IEEE VIS 2024 Content: DiffFit: Visually-Guided Differentiable Fitting of Molecule Structures to a Cryo-EM Map

DiffFit: Visually-Guided Differentiable Fitting of Molecule Structures to a Cryo-EM Map

Deng Luo - King Abdullah University of Science and Technology, Thuwal, Saudi Arabia

Zainab Alsuwaykit - King Abdullah University of Science and Technology, Thuwal, Saudi Arabia

Dawar Khan - King Abdullah University of Science and Technology, Thuwal, Saudi Arabia

Ondřej Strnad - King Abdullah University of Science and Technology, Thuwal, Saudi Arabia

Tobias Isenberg - Université Paris-Saclay, CNRS, Orsay, France.

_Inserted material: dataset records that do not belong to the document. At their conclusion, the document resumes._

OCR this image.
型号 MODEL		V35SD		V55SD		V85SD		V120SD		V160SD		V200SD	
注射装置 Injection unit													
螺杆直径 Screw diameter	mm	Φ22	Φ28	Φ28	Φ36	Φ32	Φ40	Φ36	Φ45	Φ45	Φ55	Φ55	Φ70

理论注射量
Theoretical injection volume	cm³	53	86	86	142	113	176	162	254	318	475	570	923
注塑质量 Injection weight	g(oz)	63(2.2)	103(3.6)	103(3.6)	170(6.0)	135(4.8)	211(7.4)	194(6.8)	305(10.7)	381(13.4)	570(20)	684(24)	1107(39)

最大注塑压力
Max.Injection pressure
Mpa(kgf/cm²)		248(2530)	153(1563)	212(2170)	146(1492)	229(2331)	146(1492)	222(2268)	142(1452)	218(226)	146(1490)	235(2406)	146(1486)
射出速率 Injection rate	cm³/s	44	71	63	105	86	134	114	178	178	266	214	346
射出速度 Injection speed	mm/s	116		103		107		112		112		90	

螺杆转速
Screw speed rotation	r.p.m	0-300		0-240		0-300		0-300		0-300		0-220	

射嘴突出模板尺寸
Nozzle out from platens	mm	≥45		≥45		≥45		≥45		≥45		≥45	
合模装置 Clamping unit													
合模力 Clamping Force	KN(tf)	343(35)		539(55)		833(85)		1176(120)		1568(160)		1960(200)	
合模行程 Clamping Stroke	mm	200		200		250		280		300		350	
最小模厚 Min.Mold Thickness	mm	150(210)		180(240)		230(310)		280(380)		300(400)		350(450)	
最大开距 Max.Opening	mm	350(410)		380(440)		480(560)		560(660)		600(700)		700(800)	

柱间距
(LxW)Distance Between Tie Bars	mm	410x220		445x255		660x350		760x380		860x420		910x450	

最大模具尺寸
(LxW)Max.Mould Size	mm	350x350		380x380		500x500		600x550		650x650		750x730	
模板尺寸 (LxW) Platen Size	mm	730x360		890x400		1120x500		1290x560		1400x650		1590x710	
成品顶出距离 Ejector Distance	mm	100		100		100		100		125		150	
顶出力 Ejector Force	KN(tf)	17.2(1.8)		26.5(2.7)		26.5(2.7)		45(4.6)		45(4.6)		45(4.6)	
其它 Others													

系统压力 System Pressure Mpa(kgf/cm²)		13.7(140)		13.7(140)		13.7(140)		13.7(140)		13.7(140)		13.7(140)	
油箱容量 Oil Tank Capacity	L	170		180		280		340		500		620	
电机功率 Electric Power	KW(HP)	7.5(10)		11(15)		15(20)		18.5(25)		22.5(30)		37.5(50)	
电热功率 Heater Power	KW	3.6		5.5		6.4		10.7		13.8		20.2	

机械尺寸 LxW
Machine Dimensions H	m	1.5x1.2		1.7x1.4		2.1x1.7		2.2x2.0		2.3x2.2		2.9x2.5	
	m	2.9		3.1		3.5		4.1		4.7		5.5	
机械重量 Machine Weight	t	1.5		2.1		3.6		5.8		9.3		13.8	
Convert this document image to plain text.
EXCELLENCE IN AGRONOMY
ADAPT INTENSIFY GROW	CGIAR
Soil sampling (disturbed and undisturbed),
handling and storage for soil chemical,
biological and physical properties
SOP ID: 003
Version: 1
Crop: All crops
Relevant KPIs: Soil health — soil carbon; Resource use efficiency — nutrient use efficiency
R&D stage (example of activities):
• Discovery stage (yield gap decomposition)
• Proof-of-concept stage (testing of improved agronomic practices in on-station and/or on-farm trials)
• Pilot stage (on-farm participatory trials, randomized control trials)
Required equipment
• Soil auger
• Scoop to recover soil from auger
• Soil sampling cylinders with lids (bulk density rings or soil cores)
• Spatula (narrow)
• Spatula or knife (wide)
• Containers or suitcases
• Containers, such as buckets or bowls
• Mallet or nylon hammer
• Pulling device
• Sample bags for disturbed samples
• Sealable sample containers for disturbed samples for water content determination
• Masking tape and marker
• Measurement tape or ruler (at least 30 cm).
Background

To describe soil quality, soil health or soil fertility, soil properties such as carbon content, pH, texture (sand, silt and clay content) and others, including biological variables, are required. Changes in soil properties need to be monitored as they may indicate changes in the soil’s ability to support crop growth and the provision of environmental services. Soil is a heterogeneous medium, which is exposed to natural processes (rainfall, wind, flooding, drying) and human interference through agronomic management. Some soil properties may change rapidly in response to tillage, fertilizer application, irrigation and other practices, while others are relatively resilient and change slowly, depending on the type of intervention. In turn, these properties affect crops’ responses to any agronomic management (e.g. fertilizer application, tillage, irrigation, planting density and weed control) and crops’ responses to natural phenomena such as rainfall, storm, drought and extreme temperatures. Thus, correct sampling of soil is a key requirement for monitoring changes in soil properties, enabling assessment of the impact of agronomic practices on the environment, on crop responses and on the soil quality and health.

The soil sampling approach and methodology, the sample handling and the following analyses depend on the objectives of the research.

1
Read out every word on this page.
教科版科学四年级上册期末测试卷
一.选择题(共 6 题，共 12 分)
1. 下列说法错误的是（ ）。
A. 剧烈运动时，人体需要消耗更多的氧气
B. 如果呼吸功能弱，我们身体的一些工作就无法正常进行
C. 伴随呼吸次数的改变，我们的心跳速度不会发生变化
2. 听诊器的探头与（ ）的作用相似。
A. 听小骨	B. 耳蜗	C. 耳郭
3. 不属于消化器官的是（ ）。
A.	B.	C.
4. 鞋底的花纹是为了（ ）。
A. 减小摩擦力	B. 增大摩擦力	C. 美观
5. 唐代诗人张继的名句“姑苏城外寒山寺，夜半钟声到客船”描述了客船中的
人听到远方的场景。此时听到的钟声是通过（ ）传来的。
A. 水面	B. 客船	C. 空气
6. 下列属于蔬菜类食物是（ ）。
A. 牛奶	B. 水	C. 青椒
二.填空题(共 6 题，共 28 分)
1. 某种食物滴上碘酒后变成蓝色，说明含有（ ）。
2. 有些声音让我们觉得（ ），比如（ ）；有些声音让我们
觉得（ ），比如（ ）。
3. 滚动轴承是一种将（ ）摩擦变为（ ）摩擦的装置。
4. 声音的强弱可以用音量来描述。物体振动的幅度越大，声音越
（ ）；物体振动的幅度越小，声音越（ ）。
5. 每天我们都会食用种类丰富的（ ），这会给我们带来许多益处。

Inria, Saclay, France

Ivan Viola - King Abdullah University of Science and Technology, Thuwal, Saudi Arabia

Room: Bayshore I

2024-10-16T14:15:00ZGMT-0600Change your timezone on the schedule page
2024-10-16T14:15:00Z
Exemplar figure, described by caption below
DiffFit workflow. The target cryo-EM volume and the structures to be fit on the top left serve as inputs, which are passed into the novel volume processing, followed by the differentiable fitting algorithm. The fitting results are then clustered and inspected by the expert. The expert may zero out voxels corresponding to the placed structures and feed the map back iteratively as input for a new fitting round until the compositing is done.
Fast forward
Keywords

Scalar field data, algorithms, application-motivated visualization, process/workflow design, life sciences, health, medicine, biology, structural biology, bioinformatics, genomics, cryo-EM

Abstract

We introduce DiffFit, a differentiable algorithm for fitting protein atomistic structures into an experimental reconstructed Cryo-Electron Microscopy (cryo-EM) volume map. In structural biology, this process is necessary to semi-automatically composite large mesoscale models of complex protein assemblies and complete cellular structures that are based on measured cryo-EM data. The current approaches require manual fitting in three dimensions to start, resulting in approximately aligned structures followed by an automated fine-tuning of the alignment. The DiffFit approach enables domain scientists to fit new structures automatically and visualize the results for inspection and interactive revision. The fitting begins with differentiable three-dimensional (3D) rigid transformations of the protein atom coordinates followed by sampling the density values at the atom coordinates from the target cryo-EM volume. To ensure a meaningful correlation between the sampled densities and the protein structure, we proposed a novel loss function based on a multi-resolution volume-array approach and the exploitation of the negative space. This loss function serves as a critical metric for assessing the fitting quality, ensuring the fitting accuracy and an improved visualization of the results. We assessed the placement quality of DiffFit with several large, realistic datasets and found it to be superior to that of previous methods. We further evaluated our method in two use cases: automating the integration of known composite structures into larger protein complexes and facilitating the fitting of predicted protein domains into volume densities to aid researchers in identifying unknown proteins. We implemented our algorithm as an open-source plugin (github.com/nanovis/DiffFitViewer) in ChimeraX, a leading visualization software in the field. All supplemental materials are available at osf.io/5tx4q.